When this map was published in 1780, it was only in St Dominique (i.e. the western half of Hispaniola) and on some of the Antilles that France remained the colonial power. While these holdings meant that a French military presence was maintained in the Americas, it also secured for France a steady flow of traded goods on which consumers in Europe depended. Primary among these was sugar, which France, like many other European nations, cultivated on large Caribbean plantations worked primarily by a bandaged labor force of African slaves and their descendants. The largest and most profitable French colony was St Dominique, which France had shared with the Spanish Empire since 1664. Fifteen years after this map was published, Spain would cede the rest of the island to France in the Treat of Basel (1795). Prior to this ‘reunification’ of the island, the French garrisons on the island had to deal with a massive slave revolt in 1791. While this uprising was quelled for a time – especially with the arrest of its leader, Toussaint l’Ouverture in 1801 – the French colonial regime could not withstand the pressure, and in 1804, Jean-Jacques Dessalines could declare Haiti the so-called ‘First Black Republic’. 

Cartographer(s):

Philippe Buache

Philippe Buache (born La Neuville-au-Pont, 7 February 1700; died Paris, 24 January 1773) was a French geographer, known for inventing a new system of geography and popularizing this field.
Buache was trained under the geographer Guillaume Delisle, whose daughter he married, and whom he succeeded in the Académie des sciences in 1730.

Buache was nominated first geographer of the king in 1729. He established the division of the world by seas and river systems.

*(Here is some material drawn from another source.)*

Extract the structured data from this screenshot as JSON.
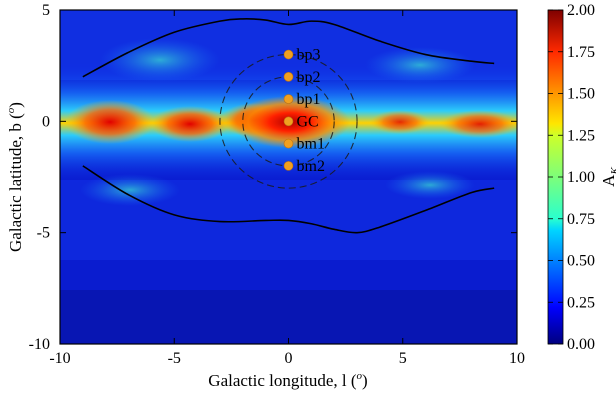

He believed in a southern continent, an hypothesis which was confirmed by later discoveries. In 1754, he published an “Atlas physique.”

The Dezauche Family

Jean-Claude Dezauche was a well-known Paris map publisher who set up his shop around 1770. The foundation for the business was his acquisition of the archives of Guillaume De l’Isle and Philipe Buache, two of the most highly-renowned royal French cartographers.

Among Dezauche’s many lucrative contracts was a monopoly on selling the maps produced by the national Dèpôt de la Marine. When his son, Jean André Dezauche, took over the family business upon his father’s death, he inherited this contract.

Condition Description

Original outline and wash color. Excellent, bright image. Minor wear.